Proof Verification: Identity is the only idempotent element

Question

Can anyone please verify this proof:

Let there be two idempotent elements $f$ and $g$. Then $ff=f$ and $gg = g$. Then, by definition of the identity element of a group: $f$ is the identity and $g$ is also an identity But the identity in a group is unique, this implies $f = g = e$ Thus, there is only one idempotent element in the group and that is $e$.

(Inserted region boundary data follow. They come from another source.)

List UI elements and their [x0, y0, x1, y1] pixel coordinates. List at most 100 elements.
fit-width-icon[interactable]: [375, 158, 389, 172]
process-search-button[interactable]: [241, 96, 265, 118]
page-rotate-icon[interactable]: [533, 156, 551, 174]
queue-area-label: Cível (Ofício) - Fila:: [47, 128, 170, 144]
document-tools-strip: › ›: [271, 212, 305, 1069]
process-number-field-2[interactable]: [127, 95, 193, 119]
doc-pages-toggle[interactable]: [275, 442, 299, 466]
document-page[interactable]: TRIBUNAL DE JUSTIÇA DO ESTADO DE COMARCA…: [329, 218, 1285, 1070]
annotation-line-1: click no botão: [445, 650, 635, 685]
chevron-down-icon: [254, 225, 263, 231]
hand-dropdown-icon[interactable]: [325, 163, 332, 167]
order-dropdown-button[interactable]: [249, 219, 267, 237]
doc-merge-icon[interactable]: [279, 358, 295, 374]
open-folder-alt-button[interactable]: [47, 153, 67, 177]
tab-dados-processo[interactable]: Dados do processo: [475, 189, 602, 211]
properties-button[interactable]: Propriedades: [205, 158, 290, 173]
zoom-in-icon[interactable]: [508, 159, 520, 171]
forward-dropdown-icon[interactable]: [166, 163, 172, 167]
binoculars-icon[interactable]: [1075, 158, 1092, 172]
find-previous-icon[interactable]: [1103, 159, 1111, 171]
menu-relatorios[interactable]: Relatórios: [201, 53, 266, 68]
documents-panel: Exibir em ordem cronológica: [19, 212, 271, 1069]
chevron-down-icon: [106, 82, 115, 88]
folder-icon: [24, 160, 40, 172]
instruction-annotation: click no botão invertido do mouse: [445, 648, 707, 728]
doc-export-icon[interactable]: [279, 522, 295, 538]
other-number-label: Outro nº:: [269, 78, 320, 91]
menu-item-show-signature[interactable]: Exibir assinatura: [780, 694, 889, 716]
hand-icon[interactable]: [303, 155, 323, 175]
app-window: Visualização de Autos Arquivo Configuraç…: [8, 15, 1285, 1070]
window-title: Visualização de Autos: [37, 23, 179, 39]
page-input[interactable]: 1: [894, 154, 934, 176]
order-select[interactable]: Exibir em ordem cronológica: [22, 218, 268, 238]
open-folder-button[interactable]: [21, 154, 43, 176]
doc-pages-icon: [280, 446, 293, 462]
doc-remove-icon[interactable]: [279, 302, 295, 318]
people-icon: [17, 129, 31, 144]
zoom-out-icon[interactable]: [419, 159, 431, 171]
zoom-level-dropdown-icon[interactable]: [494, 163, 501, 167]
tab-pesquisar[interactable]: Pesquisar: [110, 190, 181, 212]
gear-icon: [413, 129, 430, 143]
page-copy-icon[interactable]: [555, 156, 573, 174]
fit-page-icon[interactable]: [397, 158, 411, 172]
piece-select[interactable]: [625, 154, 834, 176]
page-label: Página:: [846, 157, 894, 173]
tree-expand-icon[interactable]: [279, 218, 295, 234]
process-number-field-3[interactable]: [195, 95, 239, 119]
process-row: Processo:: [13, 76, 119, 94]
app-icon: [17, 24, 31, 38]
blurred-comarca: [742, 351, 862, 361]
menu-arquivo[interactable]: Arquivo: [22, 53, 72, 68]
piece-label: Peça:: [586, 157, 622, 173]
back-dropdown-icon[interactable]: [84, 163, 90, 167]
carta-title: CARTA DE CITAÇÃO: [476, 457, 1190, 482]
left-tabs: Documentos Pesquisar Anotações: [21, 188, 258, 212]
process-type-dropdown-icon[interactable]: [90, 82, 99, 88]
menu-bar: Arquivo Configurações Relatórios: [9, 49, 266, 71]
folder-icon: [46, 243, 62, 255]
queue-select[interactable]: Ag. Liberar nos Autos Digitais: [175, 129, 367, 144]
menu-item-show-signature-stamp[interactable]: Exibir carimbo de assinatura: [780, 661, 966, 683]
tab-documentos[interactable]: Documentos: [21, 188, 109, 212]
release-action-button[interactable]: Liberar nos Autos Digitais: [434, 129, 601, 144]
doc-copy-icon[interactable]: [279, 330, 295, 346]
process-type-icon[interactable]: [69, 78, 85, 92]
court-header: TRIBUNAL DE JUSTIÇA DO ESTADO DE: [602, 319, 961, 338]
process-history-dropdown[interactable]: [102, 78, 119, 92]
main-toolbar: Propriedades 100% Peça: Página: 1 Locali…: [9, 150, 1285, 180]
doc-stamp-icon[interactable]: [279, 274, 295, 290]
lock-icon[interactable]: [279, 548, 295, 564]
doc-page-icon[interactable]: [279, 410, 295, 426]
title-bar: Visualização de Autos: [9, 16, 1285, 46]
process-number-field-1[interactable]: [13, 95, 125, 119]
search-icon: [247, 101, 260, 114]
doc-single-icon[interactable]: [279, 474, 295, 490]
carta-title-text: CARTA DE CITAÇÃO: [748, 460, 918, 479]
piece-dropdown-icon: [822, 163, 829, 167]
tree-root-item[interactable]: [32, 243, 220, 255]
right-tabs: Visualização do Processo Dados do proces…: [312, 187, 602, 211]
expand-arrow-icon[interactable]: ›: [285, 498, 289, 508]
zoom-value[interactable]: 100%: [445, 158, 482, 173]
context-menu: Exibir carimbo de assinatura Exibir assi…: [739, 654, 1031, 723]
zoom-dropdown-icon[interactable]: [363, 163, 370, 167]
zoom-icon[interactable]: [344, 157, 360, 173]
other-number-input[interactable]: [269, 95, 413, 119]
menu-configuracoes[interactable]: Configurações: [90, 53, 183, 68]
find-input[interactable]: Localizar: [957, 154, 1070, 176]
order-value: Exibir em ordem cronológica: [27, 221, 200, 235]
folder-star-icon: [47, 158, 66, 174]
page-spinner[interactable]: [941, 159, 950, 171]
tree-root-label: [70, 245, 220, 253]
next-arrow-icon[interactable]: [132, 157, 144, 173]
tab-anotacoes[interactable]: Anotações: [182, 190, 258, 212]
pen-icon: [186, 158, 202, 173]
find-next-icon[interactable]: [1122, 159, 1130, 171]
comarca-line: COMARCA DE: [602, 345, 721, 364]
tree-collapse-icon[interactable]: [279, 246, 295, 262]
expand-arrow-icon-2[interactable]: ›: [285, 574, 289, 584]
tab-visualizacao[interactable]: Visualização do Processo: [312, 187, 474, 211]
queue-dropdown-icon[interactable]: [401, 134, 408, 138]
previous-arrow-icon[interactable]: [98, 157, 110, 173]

Note: I've already proved that the identity is unique previously Also, the proofs for this theorem use the strategy $x*x = x$ and then go on to prove that $e = x$. If my aforementioned proof is incorrect, can you tell me why and why this proof might be better?

Thanks.

Answer 1

$$f^2=f$$ gives $$f^2f^{-1}=ff^{-1}$$ or $$f=e.$$

Answer 2

Nowhere you proved that $f$ satisfies $fx=x$ for all $x\in G$, nor you did for $g$. In fact, the same things you said could be written under the weaker assumption that $G$ is just a monoid and, in that case, the thesis would not hold. You really need to use the existence of an inverse.

Answer 3

More generally, if an element $u$ in a group acts like the identity even for one element, then $u=e$.

Indeed, if $u$ and $v$ are such that $uv=v$, then $u=e$ because $u=ue=uvv^{-1}=vv^{-1}=e$.

So, $ff=f$ and $gg=g$ both imply $f=e=g$.